2. Algunas deficiencias nutricionales comunes en verano
El clima cálido y los hábitos alimenticios irregulares pueden hacer que el cuerpo carezca de algunos nutrientes importantes:
Deficiencia de vitamina D: Incluso cuando hace mucho sol, algunas personas todavía carecen de vitamina D debido a la poca exposición directa a la luz solar. Esta condición puede causar fatiga y debilidad.
Deficiencia de vitamina B12: La vitamina B12 juega un papel importante en la producción de energía y la actividad nerviosa. Cuando hay deficiencia, el cuerpo se cansa fácilmente y reduce la concentración.
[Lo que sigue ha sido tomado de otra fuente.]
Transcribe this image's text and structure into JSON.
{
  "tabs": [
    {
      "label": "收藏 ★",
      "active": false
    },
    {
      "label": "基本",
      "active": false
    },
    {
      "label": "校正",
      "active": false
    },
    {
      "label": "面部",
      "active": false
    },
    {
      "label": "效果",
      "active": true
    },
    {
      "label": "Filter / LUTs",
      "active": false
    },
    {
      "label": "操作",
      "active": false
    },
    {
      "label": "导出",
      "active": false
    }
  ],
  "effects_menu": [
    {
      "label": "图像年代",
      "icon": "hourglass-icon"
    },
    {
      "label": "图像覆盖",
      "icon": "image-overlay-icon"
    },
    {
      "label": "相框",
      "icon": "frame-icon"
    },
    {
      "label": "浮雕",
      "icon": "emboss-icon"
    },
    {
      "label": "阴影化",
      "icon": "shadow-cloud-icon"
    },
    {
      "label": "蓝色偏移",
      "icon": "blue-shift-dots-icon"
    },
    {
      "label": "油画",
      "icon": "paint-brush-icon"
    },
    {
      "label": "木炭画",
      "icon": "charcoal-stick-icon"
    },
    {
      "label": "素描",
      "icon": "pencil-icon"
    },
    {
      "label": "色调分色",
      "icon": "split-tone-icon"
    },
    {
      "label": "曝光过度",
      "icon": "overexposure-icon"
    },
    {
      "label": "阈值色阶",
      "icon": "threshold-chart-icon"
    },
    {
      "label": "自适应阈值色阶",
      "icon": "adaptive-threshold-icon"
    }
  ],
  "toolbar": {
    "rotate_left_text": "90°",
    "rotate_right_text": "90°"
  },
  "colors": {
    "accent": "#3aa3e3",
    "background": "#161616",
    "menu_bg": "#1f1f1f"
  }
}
Deficiencia de hierro: Esta condición es bastante común, especialmente en las mujeres, puede causar anemia, haciendo que el cuerpo se sienta letárgico y pierda resistencia.
Trastornos electrolíticos: La pérdida de sodio, potasio y magnesio a través del sudor excesivo puede afectar las actividades normales del cuerpo, causando fatiga y calambres.
3. Cómo limitar la fatiga en verano
Para reducir la sensación de fatiga en climas cálidos, debes seguir estas reglas:
Beba suficiente agua, complemente los electrolitos cuando sea necesario
Comer de forma equilibrada, aumentar las verduras y frutas.
Limite el uso de demasiadas bebidas que contengan cafeína o azúcar.
Duerma lo suficiente, mantenga una vida regular.
Evita quedarte demasiado tiempo al aire libre bajo el sol caliente.
Revise proactivamente su salud si la fatiga persiste o aparecen signos anormales.